Par Fatou Krubally
La Coalition pour le changement du système (CSC) a annoncé la mise en place d’un comité intérimaire chargé d’orienter les consultations en vue d’une éventuelle alliance de l’opposition avant l’élection présidentielle de 2026.
Cette initiative fait suite à une rencontre d’une journée ayant réuni des dirigeants de partis politiques, des candidats potentiels à la présidence, des organisations de la société civile (OSC) et des représentants des médias afin d’examiner un cadre pour l’unité de l’opposition.
Selon les responsables du CSC, le comité intérimaire sera composé de deux représentants de chaque parti politique ou mouvement ayant exprimé son intérêt pour la coalition.
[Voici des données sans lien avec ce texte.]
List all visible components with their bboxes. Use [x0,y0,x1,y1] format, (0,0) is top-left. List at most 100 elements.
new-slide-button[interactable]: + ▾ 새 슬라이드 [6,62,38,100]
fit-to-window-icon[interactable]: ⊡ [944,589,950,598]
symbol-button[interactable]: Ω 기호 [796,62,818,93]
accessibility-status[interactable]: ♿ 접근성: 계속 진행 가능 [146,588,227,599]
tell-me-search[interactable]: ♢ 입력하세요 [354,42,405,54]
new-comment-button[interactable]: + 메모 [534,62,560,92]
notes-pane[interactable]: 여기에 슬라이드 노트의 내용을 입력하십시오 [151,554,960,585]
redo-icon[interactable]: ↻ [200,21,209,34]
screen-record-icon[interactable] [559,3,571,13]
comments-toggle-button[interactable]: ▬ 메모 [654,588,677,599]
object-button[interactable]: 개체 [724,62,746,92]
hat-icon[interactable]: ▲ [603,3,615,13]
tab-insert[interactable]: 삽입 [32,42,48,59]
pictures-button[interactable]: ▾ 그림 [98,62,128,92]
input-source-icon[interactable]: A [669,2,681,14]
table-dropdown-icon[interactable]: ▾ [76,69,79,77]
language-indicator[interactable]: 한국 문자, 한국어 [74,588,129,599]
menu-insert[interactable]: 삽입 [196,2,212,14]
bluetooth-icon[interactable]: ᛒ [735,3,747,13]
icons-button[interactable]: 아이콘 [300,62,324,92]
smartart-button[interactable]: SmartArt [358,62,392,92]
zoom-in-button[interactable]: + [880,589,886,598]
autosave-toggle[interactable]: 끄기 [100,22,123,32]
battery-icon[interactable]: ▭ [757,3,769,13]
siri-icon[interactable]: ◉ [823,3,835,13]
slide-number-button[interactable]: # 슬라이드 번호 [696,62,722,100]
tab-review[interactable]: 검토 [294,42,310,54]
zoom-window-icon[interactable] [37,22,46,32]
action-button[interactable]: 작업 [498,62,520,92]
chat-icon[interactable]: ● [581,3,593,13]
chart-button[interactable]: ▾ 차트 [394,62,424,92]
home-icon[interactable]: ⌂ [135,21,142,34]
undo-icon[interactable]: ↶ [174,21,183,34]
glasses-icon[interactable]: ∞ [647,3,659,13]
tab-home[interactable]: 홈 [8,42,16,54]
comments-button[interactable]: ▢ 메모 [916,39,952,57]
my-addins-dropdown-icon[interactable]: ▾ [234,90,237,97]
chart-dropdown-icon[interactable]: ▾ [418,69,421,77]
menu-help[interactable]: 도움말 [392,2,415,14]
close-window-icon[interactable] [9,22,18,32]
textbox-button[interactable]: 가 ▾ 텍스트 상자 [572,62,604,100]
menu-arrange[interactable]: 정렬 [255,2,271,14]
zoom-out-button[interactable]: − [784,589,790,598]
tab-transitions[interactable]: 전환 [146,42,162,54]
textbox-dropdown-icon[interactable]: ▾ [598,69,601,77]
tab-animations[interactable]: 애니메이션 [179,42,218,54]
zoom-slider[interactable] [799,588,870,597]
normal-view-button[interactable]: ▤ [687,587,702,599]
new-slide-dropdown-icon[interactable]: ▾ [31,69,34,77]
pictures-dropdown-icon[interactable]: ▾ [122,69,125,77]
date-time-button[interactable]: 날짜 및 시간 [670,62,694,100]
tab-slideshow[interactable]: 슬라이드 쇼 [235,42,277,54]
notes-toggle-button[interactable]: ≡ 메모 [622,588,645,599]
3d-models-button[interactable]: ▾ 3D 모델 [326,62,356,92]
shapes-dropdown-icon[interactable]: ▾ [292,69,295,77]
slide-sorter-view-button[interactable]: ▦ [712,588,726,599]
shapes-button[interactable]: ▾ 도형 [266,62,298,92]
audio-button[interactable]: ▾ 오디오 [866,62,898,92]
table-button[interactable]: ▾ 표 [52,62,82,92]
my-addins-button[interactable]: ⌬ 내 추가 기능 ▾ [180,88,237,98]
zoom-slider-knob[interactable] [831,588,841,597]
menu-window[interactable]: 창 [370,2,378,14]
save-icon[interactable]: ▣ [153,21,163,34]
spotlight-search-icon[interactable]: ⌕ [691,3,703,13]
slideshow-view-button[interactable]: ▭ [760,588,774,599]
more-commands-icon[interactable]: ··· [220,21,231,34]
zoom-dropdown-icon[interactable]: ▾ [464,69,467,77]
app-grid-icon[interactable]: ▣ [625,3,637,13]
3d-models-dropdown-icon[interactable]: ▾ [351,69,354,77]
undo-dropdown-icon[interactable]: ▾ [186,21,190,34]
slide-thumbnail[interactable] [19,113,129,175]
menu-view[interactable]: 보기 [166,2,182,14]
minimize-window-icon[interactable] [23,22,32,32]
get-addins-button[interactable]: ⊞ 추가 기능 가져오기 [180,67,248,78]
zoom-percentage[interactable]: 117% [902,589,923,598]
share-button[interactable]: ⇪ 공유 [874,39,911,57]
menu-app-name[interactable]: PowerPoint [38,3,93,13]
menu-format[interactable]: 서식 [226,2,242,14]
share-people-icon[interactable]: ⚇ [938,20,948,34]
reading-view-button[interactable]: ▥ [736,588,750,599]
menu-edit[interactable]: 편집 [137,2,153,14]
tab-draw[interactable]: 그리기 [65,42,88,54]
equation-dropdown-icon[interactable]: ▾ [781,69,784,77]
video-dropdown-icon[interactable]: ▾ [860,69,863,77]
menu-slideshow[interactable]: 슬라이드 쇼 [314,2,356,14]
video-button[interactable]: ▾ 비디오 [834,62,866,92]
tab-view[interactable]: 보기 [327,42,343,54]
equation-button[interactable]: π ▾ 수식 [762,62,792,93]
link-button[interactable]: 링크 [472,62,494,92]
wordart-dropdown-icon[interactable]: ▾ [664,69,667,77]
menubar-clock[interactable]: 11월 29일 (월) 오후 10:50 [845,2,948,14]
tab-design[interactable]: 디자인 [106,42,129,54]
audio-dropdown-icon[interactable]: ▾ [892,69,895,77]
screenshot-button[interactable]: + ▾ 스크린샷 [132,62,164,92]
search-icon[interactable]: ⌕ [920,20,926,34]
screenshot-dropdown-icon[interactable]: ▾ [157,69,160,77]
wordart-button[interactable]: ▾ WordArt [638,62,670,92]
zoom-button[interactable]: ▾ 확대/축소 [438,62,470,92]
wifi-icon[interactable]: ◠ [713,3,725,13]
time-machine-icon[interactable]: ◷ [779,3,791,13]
Son mandat comprend la mise en place de sous-comités spécialisés chargés d’élaborer un protocole d’accord, des critères de sélection et des procédures destinées à orienter le processus de formation de la coalition.
Les participants se sont réunis en groupes de travail mixtes, associant des représentants politiques, de la société civile et des médias, afin de discuter des structures de leadership et des mesures visant à garantir l’inclusivité. Parmi les principaux sous-comités proposés figurent ceux chargés des négociations, de la mobilisation de fonds, des médias et de la communication, de la logistique, des affaires juridiques et constitutionnelles, de l’engagement de la diaspora, de l’élaboration des politiques, des élections, de la coordination des campagnes, de l’éthique et de la résolution des conflits.
Les intervenants ont souligné qu’une coalition forte nécessiterait une planification précoce, des règles claires et un engagement partagé, notant que les précédentes tentatives de coalition avaient été compromises par des mécanismes d’application faibles et des désaccords internes. Certains participants ont averti que la multiplication des coalitions de l’opposition pourrait fragmenter celle-ci et réduire les chances de déloger le président sortant en 2026. La transparence, l’inclusivité et la responsabilité ont été citées comme des éléments essentiels tout au long du processus.
Les organisateurs du CSC ont indiqué que le secrétariat de la coalition continuera de coordonner les activités jusqu’à ce que le comité intérimaire soit pleinement opérationnel. Les notes issues des consultations seront compilées et partagées avec les parties prenantes en tant que documents de travail pour orienter la prochaine phase des échanges.
En conclusion, les dirigeants du CSC ont exhorté toutes les parties intéressées à rester engagées, qualifiant l’initiative de début d’un processus continu plutôt que d’un événement ponctuel, et ont appelé à une collaboration soutenue à l’approche des élections de 2026.